E, como todos os que são modernos, tinha mais sonhos do que o tempo da vida humana permite concretizar. Um desses sonhos era um díptico de duas peças teatrais, Deseja-se Mulher e S.O.S., ao qual teria chamado Tragédia da Unidade, que reflete precisamente sobre a solidão a que está votada uma sociedade onde indivíduo e coletividade foram dissociados um do outro, onde cada um acredita bastar-se a si mesmo, simultânea e paradoxalmente convencido de não ser “bastante” para essa sociedade, e o conceito de “todos” deixou de ser a soma das partes para passar a ser uma justaposição de eus.
Em 2024, num mundo onde as angústias de Almada Negreiros são tragicamente atuais, o Colectivo Sul decidiu dar vida a SOS – Aquela Noite, um espetáculo que, partindo do projeto não concretizado de Almada, Tragédia da Unidade, inclui ainda outros textos do autor, dentro e fora da escrita dramática, como a peça em um ato Aquela Noite, excertos da conferência Direção Única, comentários de Pierrot e Arlequim ou O Meu Teatro.
Ao longo dos 90 minutos da peça, que sobre ao palco do Teatro do Bairro de 20 a 24 de novembro, Carolina Ferraz, Dinis Gomes, Duarte Guimarães, Rita Durão, Rita Loureiro e Sofia Marques fazem-nos entrar na cabeça de um dos maiores modernistas portugueses, servindo-se das palavras do próprio Almada para nos recordarem que “os sábios não sabem dizer o que sabem e os palhaços sabem…mas não são sábios” e que, afinal de contas, “somos todos iguais. Todos. Estamos todos à espera da mesma coisa. Viver”.
Somos levados a refletir sobre o modo como tudo, da natureza à alma humana, é uma dualidade e que uma das partes morre sem a outra, e vice-versa. O mundo é feito de luz e de sombra, de forças motrizes e forças cuidadoras, de procuras e de encontros, de indivíduos e de coletivos, de “nós todos e cada um de nós”.

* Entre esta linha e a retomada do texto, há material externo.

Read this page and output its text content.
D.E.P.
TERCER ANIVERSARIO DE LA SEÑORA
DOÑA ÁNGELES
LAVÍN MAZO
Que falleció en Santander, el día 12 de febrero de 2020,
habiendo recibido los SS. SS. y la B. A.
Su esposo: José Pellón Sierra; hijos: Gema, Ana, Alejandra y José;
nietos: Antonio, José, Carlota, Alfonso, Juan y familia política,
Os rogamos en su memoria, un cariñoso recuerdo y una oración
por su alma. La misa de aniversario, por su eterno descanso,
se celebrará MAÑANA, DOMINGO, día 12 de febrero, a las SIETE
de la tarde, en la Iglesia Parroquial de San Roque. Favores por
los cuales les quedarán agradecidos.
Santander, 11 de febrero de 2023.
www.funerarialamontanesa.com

O trabalho exímio de “corte e costura” faz-nos esquecer que estamos a ouvir excertos de conferências, discursos, ensaios e peças de teatro, dando origem a uma espécie de narrativa inédita, que parece ter sido escrita precisamente assim como se apresenta, o que revela também a inabalável coerência temática das diversas obras de Almada Negreiros e da visão que este tinha sobre o mundo.
“À medida que íamos lendo os textos que ele escreveu em áreas tão diferentes, sentíamos que parecia haver um modelo filosófico de pensamento que ele próprio estava a tentar criar”, comentam os atores.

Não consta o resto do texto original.